Schulman [Fedenisn's lawyer] says that since Fedenisn blew the whistle, she has been subject to attempts at intimidation. “They had law-enforcement officers camp out in front of her house, harass her children, and attempt to incriminate herself,” he said.
But here's where it gets Nixonesque. Again from Noonan:
Foreign Policy magazine’s online news site, The Cable, ... noted that the office of a law firm that represents State Department whistleblower Aurelia Fedenisn had been broken into. Citing the reporting of a local Fox TV affiliate in Dallas, The Cable said the burglars took three computers and broke into a locked metal filing cabinet. Other items of value—silver bars, electronic and video equipment—were left untouched. KDFW aired video footage from a security camera showing two people, a man and a woman, entering the office building in which the law firm, Schulman & Mathias, is located.
Cary Schulman, Fedenisn’s lawyer, told The Cable: “It’s a crazy, strange and suspicious situation.” He said he thinks whoever broke in was “somebody looking for information and not money.” His most “high-profile case” is Fedenisn’s, and he couldn’t think of “any other case where someone would go to these threat lengths to get our information.”

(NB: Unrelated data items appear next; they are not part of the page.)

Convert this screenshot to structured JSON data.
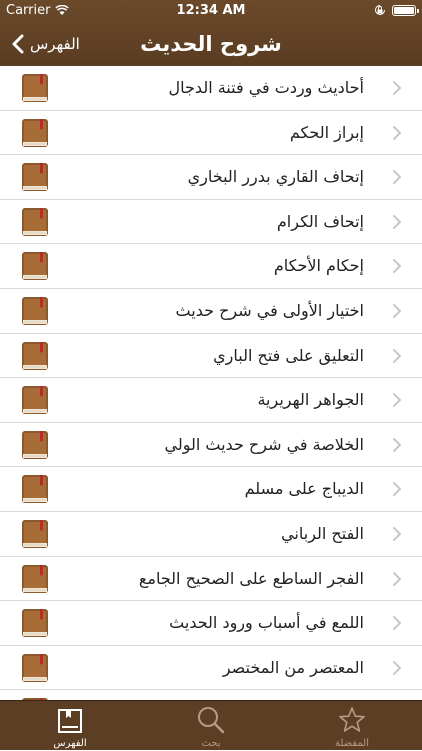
{
  "status": {
    "carrier": "Carrier",
    "time": "12:34 AM"
  },
  "nav": {
    "title": "شروح الحديث",
    "back_label": "الفهرس"
  },
  "items": [
    {
      "label": "أحاديث وردت في فتنة الدجال"
    },
    {
      "label": "إبراز الحكم"
    },
    {
      "label": "إتحاف القاري بدرر البخاري"
    },
    {
      "label": "إتحاف الكرام"
    },
    {
      "label": "إحكام الأحكام"
    },
    {
      "label": "اختيار الأولى في شرح حديث"
    },
    {
      "label": "التعليق على فتح الباري"
    },
    {
      "label": "الجواهر الهريرية"
    },
    {
      "label": "الخلاصة في شرح حديث الولي"
    },
    {
      "label": "الديباج على مسلم"
    },
    {
      "label": "الفتح الرباني"
    },
    {
      "label": "الفجر الساطع على الصحيح الجامع"
    },
    {
      "label": "اللمع في أسباب ورود الحديث"
    },
    {
      "label": "المعتصر من المختصر"
    }
  ],
  "tabs": [
    {
      "label": "الفهرس",
      "icon": "book-icon"
    },
    {
      "label": "بحث",
      "icon": "search-icon"
    },
    {
      "label": "المفضلة",
      "icon": "star-icon"
    }
  ],
  "colors": {
    "header": "#5a3c22",
    "tab_active": "#ffffff",
    "tab_inactive": "#b59c86"
  }
}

Hmmm. You'd think that the Nixon-Obama parallels would be ... well, obvious. You'd think that the media would be on this with much the same enthusiasm they showed when the Ellsberg burglary story broke. You'd be wrong.
But no matter. Just another simmering scandal, another case of potential unethical behavior on the part of the administration. But Obama supporters think this (and every other lie, ethical lapse, and potentially criminal act) is just a "distraction." Funny that those Obama supporters who were around during the Nixon years didn't feel the same way about that corrupt president.